Les symptômes du syndrome dont est atteinte Céline Dion sont gérables

Jean-Benoit Legault, La Presse Canadienne
Les symptômes du syndrome dont est atteinte Céline Dion sont gérables

MONTRÉAL — Environ une personne sur un million souffre du syndrome dont Céline Dion a annoncé jeudi matin être atteinte, mais il est possible de gérer les symptômes de la maladie pour offrir au patient une qualité de vie relativement normale.

Approximativement les deux tiers des patients sont des femmes, selon le site Orpha.net, qui fait office de référence sur les maladies orphelines en ligne.

Le syndrome de la personne raide, ou syndrome de Moersch-Woltman, est une maladie auto-immune qui voit le système immunitaire du patient causer une dysfonction des interneurones dans la moelle épinière, a expliqué le docteur Stéphan Botez, qui est neurologue au CHUM.

Ces interneurones, a-t-il précisé, permettent de coordonner l’activité des muscles, par exemple en fléchissant le biceps tout en empêchant le triceps de se contracter quand on veut plier l’avant-bras.

«Si ces interneurones ne fonctionnent pas bien, vos deux muscles vont se contracter en même temps, ce qui va entraîner des douleurs, une raideur et aussi une perte de fonction», a-t-il dit.

Rappelons simplement qu’on entend dire depuis un bon moment que la chanteuse de 54 ans est atteinte de spasmes musculaires qui la forcent à interrompre ses activités professionnelles. Le pic d’incidence de la maladie se situe autour de 45 ans, selon Orpha.net.
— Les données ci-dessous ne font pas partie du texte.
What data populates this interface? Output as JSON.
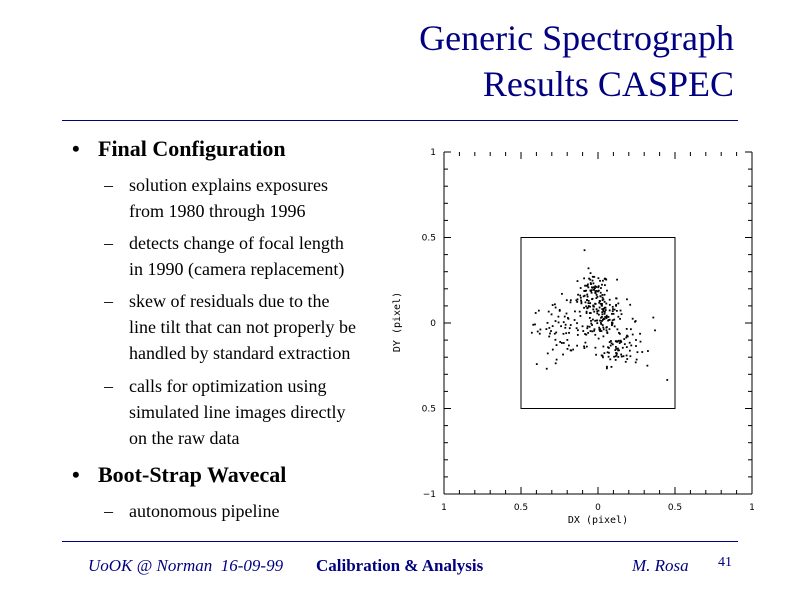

Le diagnostic peut être long à venir, a indiqué le docteur Botez, qui évoque un «parcours du combattant» pour le patient et décrit une maladie dont l’évolution peut être «sournoise».

«Il faut toujours prêter une oreille attentive aux symptômes des patients pour ne pas manquer le diagnostic, a dit le docteur Botez, qui a diagnostiqué un seul cas de syndrome de la personne raide en douze ans de pratique au CHUM. Le test qui va permettre d’arriver au diagnostic n’est pas un test qui est fait de routine.»

Comme les anomalies sont subtiles lors de l’examen neurologique, a-t-il ajouté, on verra souvent les patients consulter une succession de médecins et de spécialistes avant d’en arriver à un diagnostic.

Ce dernier surviendra souvent après un examen électromyographique, lorsque des aiguilles insérées dans les muscles viendront détecter un fonctionnement anormal, notamment des contractions. La quantité de certains anticorps en circulation dans l’organisme sera aussi un indice déterminant de la présence de la maladie.

Les premiers muscles à être touchés sont habituellement les muscles abdominaux, a dit le docteur Botez, puis la musculature paravertébrale. Le problème pourra ensuite se propager, sans que l’on comprenne pourquoi, aux muscles inférieurs et être à l’origine de chutes.

Le traitement de première ligne de la maladie consiste à administrer des médicaments pour aider les interneurones à jouer leur rôle plus efficacement. En cas d’échec, on peut aussi essayer de neutraliser les anticorps qui interfèrent avec les interneurones.

«Il n’y a pas vraiment de cure pour la maladie, mais on arrive généralement à bien traiter les symptômes, à les rendre tolérables ou à les garder sous contrôle», a dit le docteur Botez.

Les maladies autoimmunes touchent trois fois plus de femmes que d’hommes.